As in yoga and breath work, the subtleties of the darker contents of interior consciousness can be brought to light in meditation. You can begin to recognize ego-centered motives and behaviors. Shining light on the holding places of heavy and dense emotions such as fear, inadequacy, greed, jealousy, pride, and pessimism, or on ego serving behaviors such as wasting time and energy in gossip, distractions, and the pursuit of material rather than spiritual values, can bring release from the spell of ignorance of some of the misperceptions, misunderstandings, and misinterpretations which, though locked away deep inside, still influence behavior.

Embracing with compassion and forgiveness all these realizations is the work of and the experience in the contemplation that concludes these practices. The light of non-judging acceptance brings focus and clarity. This is the sun within, the divine presence itself, working toward our healing and wholeness. Staying focused on and connected to this "beloved of our heart" enables us to know truth and to experience the divine energies within us. The real connection between our outer world perceptions and our inner world truth is felt and understood more clearly. We perceive reality more authentically and our experience of peace is genuine. We can now share this with others and wish the same for them.

I normally use the daily practice of any spiritual exercise to help me stay connected to the awareness of who I truly am. So each day of my retreat, I practiced observing and dissolving the thought vibrations from my mind so the vibrations of the true light within could illuminate and heal my wounds, and inspire and guide my behavior. Living in each moment attentive to the energies within me and surrounding me, I was more able to lovingly and gratefully meet every person and every situation in my day just as they were. From a state of self-understanding I knew that "all is well," and that everything is unfolding as it is should.

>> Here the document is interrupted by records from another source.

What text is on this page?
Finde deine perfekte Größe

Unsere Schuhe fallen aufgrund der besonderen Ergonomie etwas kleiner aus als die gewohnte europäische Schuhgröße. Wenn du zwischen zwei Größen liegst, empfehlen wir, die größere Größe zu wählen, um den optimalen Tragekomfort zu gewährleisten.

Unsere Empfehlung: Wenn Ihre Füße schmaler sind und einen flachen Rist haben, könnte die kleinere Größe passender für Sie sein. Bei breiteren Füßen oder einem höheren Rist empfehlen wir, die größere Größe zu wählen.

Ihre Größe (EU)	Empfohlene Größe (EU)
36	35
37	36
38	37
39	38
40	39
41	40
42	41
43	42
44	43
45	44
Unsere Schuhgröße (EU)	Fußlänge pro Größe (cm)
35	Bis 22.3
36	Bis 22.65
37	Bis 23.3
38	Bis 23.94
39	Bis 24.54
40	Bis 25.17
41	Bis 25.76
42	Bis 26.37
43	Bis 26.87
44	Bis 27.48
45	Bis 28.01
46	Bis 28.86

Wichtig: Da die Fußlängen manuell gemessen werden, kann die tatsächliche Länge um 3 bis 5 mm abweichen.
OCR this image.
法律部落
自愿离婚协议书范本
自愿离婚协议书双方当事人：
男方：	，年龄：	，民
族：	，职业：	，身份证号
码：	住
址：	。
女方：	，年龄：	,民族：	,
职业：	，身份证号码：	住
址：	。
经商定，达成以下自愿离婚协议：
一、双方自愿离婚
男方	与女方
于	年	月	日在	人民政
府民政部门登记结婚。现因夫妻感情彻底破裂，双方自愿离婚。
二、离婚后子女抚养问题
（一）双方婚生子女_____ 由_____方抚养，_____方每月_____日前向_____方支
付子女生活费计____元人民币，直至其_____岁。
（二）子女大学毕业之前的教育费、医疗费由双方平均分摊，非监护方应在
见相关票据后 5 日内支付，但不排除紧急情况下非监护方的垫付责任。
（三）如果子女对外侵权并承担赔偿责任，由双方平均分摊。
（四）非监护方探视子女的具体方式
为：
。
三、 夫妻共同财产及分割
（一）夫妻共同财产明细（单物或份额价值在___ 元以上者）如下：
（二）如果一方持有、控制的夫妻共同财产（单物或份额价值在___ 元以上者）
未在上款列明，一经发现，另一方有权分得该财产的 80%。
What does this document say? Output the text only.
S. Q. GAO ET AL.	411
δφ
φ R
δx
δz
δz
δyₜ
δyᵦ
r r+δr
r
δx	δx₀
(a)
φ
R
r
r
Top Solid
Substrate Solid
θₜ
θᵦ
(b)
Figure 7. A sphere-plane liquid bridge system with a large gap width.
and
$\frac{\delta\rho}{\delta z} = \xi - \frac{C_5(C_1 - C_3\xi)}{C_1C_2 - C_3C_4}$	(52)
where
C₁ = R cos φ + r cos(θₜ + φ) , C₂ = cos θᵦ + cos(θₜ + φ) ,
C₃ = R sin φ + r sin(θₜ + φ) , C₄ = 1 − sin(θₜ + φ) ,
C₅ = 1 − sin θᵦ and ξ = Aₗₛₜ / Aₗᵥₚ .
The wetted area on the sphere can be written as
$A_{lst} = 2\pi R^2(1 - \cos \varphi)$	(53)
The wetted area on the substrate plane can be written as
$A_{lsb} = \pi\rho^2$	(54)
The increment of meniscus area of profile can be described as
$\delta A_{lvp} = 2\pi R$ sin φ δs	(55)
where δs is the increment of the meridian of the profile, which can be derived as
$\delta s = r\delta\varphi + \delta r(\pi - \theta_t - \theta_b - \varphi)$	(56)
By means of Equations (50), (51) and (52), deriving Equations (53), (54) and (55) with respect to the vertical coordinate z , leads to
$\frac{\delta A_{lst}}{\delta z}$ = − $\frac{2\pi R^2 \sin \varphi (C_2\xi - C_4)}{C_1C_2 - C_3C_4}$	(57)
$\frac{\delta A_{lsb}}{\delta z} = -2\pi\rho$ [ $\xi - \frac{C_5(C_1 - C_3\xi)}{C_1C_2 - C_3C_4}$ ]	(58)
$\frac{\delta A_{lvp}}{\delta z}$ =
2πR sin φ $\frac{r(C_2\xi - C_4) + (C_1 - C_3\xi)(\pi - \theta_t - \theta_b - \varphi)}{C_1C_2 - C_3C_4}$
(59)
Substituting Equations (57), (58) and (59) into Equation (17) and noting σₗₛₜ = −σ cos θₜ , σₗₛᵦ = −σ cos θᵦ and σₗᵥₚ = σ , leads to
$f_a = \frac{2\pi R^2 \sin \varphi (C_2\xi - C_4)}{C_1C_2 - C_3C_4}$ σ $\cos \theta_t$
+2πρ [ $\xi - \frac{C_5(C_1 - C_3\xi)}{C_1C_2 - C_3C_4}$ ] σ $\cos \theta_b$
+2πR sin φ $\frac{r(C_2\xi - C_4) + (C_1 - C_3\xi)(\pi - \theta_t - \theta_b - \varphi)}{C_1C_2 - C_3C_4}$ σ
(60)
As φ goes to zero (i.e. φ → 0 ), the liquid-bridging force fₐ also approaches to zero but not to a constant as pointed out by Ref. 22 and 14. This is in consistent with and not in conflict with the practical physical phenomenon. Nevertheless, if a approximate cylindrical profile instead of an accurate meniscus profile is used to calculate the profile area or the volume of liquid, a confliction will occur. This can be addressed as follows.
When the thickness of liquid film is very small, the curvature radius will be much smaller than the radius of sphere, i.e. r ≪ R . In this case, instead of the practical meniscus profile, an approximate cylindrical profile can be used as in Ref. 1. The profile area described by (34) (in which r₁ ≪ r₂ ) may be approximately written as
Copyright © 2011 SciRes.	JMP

Now, "off island," and "post retreat," I continue to practice. I often use the word "Santorini," like a mantra, to evoke in me a renewed attunement in my soul with the energies of truth and transformation I experienced in many waves and ways on that Greek island.

For me, as for many others, Santorini was a place of revelation and manifestation of the truth of a pervasive, deeper reality. Every ambience of the island seemed encoded with a consciousness that invited and supported a shift to a state of transcendent awareness. It will come as no surprise that I found Martin Buber's observation that "All journeys have secret destinations of which the traveler is unaware," to be especially true of my own journey to that sacred site.

David R. Bishop is a professor of philosophy and religion at Pima College and the University of Phoenix, both in Tucson, Arizona. He has degrees in philosophy, theology, and transpersonal psychology. His interests are states and stages of consciousness, holistic health, astrology, and film.